Ensaios
mostram como a expedição de Fernão de Magalhães/Juan Sebastián Elcano foi o
ponto de partida para o atual processo de globalização
I
O Rio de Janeiro foi o primeiro porto visitado nas Américas pela expedição empreendida pelo navegador português Fernão de Magalhães (1480-1521) e pelo espanhol Juan Sebastián Elcano (1476-1526) em 1519-1522, que entraria para a história como a primeira viagem de circum-navegação mundial. Para celebrar esse acontecimento de cinco séculos que trouxe uma nova visão do mundo e comprovou que a Terra é redonda, foi realizado o Seminário Internacional do 5º Centenário da Primeira Volta ao Mundo, nos dias 12 e 13 de dezembro de 2019, no auditório do Museu Histórico Nacional, no Rio de Janeiro, com palestras de historiadores do Brasil, Espanha, Portugal, Argentina, Chile, Peru e Uruguai e o apoio do Instituto Camões, de Lisboa, e do Instituto Cervantes, de Madrid, e dos consulados desses países.
O
excepcional resultado está num livro de mais de 500 páginas, organizado pelo
professor doutor Paulo Roberto Pereira, diretor científico do seminário, e que
reúne as 14 conferências ministradas naquela ocasião.

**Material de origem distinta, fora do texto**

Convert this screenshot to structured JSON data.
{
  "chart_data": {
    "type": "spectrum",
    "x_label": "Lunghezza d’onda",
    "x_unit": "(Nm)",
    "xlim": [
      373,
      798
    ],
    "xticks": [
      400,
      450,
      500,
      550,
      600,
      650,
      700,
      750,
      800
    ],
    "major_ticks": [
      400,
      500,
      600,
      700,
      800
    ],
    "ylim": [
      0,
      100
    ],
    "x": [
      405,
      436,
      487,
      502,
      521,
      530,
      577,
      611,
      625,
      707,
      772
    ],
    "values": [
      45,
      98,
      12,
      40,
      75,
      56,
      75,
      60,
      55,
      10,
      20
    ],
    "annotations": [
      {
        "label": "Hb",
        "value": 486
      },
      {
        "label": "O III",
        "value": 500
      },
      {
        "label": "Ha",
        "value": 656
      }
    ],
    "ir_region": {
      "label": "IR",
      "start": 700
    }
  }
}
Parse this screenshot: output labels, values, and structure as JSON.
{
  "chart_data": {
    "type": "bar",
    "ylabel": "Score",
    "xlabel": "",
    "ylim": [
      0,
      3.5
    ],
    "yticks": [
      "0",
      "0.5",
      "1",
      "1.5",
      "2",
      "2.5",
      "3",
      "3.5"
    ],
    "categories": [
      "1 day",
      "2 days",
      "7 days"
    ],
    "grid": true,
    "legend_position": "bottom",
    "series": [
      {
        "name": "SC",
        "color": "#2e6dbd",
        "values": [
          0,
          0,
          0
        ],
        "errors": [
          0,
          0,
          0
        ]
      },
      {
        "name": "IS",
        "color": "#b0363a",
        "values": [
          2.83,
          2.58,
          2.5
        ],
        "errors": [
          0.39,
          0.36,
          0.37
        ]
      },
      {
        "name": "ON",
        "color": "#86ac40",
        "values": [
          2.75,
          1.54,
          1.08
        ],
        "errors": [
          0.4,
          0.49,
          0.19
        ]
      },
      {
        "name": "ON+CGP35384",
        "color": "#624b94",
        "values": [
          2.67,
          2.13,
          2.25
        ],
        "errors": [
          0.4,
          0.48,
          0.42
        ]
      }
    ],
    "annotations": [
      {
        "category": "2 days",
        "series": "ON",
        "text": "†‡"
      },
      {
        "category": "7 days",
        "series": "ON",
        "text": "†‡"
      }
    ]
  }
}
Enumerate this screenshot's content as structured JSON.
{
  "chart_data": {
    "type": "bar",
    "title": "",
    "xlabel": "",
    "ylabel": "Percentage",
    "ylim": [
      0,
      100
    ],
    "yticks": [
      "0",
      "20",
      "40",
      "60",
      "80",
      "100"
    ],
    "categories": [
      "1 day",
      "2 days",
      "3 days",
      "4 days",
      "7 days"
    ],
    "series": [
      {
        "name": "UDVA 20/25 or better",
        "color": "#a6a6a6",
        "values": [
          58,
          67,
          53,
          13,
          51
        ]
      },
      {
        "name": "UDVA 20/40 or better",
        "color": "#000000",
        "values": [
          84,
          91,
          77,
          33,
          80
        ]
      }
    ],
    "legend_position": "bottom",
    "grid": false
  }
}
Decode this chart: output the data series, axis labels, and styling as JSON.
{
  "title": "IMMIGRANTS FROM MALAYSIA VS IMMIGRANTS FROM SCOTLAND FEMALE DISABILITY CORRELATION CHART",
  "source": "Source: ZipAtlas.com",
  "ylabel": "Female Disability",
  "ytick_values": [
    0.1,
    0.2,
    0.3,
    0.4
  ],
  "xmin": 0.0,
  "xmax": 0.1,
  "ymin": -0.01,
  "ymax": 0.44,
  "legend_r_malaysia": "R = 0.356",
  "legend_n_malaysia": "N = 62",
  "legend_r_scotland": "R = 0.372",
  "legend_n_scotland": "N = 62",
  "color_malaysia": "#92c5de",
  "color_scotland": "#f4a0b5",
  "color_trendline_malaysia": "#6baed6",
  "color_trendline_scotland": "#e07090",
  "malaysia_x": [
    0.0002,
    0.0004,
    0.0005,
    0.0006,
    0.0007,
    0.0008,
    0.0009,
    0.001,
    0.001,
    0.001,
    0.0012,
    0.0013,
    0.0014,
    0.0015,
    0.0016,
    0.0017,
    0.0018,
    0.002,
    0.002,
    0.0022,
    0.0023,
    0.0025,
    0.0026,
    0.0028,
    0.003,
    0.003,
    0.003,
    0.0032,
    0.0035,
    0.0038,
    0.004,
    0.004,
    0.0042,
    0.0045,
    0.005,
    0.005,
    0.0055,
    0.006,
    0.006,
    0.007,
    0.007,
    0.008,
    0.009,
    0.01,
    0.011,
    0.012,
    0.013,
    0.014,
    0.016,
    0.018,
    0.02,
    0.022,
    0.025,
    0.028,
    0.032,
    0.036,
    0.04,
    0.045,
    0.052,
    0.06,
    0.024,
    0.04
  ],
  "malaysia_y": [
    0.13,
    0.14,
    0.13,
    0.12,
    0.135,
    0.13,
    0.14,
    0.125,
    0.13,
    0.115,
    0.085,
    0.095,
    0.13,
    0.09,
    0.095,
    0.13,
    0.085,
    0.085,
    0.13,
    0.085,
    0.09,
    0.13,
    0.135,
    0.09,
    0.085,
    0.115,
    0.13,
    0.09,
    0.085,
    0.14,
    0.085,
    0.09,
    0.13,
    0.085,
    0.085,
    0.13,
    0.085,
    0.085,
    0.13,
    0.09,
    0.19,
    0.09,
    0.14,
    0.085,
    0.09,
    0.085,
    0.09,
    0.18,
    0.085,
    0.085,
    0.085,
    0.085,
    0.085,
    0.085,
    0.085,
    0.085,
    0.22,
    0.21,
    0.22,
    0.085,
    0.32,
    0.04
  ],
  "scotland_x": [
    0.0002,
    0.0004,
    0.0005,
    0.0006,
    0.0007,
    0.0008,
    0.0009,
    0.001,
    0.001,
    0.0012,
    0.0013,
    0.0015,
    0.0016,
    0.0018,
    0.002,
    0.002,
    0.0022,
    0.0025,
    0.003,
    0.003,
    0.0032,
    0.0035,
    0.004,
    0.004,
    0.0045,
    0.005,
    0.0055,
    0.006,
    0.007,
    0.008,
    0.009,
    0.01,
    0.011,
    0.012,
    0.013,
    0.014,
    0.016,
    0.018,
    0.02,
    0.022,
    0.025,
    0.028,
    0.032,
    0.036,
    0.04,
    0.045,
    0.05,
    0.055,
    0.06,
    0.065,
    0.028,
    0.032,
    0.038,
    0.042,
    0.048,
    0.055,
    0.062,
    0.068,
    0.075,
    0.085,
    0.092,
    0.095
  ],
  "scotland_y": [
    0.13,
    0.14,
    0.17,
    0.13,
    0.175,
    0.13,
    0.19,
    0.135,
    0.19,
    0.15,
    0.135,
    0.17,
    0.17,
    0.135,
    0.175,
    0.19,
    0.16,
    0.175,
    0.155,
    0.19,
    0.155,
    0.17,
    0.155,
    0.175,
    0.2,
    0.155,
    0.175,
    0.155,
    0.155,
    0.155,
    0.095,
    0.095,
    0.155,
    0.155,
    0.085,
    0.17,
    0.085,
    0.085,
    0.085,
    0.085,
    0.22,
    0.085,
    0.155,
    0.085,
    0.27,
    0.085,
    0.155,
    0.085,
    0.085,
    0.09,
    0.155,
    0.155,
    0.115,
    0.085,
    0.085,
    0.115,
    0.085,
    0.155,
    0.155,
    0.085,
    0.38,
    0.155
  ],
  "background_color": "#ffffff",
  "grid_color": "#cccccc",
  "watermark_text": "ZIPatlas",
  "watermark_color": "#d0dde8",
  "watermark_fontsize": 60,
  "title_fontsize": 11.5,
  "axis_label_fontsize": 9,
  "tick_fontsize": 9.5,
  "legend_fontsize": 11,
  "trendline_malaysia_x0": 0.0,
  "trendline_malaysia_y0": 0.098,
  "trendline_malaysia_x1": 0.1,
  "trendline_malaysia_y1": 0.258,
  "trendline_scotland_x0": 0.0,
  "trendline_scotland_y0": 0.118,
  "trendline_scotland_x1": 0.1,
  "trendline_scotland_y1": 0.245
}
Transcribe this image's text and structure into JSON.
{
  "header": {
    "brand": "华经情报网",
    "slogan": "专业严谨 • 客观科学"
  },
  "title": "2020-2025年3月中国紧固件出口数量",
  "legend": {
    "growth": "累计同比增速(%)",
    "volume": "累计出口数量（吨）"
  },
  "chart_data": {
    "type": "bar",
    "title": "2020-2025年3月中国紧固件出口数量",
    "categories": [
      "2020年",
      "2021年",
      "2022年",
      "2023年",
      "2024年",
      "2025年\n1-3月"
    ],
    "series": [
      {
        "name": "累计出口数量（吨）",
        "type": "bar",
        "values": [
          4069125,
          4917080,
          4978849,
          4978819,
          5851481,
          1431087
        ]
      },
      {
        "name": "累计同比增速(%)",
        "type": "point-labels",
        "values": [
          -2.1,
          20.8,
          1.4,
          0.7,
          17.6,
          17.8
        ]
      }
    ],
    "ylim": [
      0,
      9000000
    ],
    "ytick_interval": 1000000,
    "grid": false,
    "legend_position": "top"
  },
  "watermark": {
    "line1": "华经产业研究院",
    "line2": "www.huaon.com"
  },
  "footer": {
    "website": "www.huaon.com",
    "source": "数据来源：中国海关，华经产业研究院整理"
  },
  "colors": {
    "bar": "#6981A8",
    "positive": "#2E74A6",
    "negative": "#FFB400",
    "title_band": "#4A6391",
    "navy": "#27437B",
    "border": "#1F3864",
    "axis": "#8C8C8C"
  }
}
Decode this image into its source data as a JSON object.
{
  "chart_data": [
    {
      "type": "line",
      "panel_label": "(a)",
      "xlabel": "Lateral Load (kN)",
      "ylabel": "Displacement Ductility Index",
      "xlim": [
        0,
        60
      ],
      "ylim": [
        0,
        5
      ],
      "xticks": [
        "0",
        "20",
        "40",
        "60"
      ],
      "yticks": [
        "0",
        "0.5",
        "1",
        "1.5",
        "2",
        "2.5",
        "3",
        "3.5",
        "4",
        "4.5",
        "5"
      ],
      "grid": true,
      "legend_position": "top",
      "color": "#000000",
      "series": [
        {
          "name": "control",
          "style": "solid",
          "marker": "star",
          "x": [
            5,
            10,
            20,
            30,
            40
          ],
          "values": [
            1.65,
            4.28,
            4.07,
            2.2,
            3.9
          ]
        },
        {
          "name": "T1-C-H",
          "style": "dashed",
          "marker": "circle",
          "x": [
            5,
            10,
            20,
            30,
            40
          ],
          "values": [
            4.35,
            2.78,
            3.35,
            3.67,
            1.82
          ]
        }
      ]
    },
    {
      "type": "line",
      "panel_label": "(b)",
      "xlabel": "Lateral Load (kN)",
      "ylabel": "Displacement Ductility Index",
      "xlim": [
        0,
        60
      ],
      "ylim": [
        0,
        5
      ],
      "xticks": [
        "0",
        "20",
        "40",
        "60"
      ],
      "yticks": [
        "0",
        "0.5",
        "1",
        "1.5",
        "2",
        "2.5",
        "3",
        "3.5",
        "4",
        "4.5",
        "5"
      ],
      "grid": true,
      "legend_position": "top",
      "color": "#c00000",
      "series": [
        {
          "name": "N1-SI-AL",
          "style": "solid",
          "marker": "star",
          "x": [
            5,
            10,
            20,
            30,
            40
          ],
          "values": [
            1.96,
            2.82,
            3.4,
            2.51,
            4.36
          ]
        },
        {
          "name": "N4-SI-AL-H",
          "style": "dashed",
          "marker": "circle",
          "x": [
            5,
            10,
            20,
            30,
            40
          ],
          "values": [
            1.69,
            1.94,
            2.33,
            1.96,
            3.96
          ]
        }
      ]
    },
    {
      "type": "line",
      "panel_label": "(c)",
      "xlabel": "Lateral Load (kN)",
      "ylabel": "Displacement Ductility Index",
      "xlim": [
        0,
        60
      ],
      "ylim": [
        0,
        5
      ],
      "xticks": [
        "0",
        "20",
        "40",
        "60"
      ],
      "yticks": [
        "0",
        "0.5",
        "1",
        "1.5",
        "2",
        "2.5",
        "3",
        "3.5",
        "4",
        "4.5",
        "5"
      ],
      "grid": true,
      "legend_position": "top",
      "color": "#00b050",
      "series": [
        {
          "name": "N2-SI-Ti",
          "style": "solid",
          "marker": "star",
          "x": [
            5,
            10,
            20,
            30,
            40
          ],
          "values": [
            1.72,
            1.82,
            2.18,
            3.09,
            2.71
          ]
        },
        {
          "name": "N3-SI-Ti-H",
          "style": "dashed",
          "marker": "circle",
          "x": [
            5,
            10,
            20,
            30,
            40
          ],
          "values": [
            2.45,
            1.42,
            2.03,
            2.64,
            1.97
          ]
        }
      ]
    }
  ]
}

Trata-se de obra
imperdível para quem quiser conhecer a magnitude do impacto econômico, político
e cultural da expansão europeia que resultou no planeta que temos hoje, pois
traz reflexões que estabelecem pontes entre o passado e o presente, revisitando
a história sob uma perspectiva contemporânea, a partir daquela iniciativa que,
a rigor, constituiu o ponto de partida para o atual processo de globalização.
A
expedição espanhola, comandada por Fernão de Magalhães, composta por cinco
navios e mais de 200 homens, saiu de Sevilha em agosto de 1519 e foi além da
costa do Atlântico Sul, que já havia sido percorrida acidentalmente por Pedro
Álvares Cabral (1467-1520) e, depois, por Gonçalo Coelho (1451-1512) e Américo
Vespúcio (1454-1512) até o Rio de Janeiro. A este local, conhecido na
cartografia da época como Rio de Janeiro ou Baía da Guanabara, nomes dados nas
duas viagens feitas à região por Américo Vespúcio para fundar a feitoria do Rio
de Janeiro/Cabo Frio, o navegador Fernão de Magalhães preferiu chamar de Baía
de Santa Lúcia por chegar no dia da santa católica.
Aqui
a expedição chegou a 13 de dezembro de 1519 e permaneceu treze dias para seguir
adiante, valendo-se da informação de que, em 1515, uma armada comandada pelo
espanhol Juan Díaz de Solís (1470-1516) já chegara ao Rio da Prata, o limite
até então conhecido. Seus comandantes tinham a quase certeza de que, seguindo
adiante, haveriam de encontrar uma passagem para a Ásia, com possibilidade de
se chegar à Índia e à China.
Com
a morte de Magalhães nas Filipinas, coube a Elcano fazer a viagem de volta por
meio do caminho marítimo do Cabo da Boa Esperança, concluindo o trajeto que
confirmava que a Terra era redonda com a chegada a Sevilha, a 6 de setembro de
1522, acompanhado por apenas 18 argonautas.
II
Entre
as conferências ministradas naquele seminário, uma que se destaca por sua
abrangência é aquela feita pelo professor doutor Arno Wehling, da Academia
Brasileira de Letras (ABL) e do Instituto Histórico e Geográfico Brasileiro
(IHGB), que discute os desafios jurídicos da expedição de Fernão de Magalhães.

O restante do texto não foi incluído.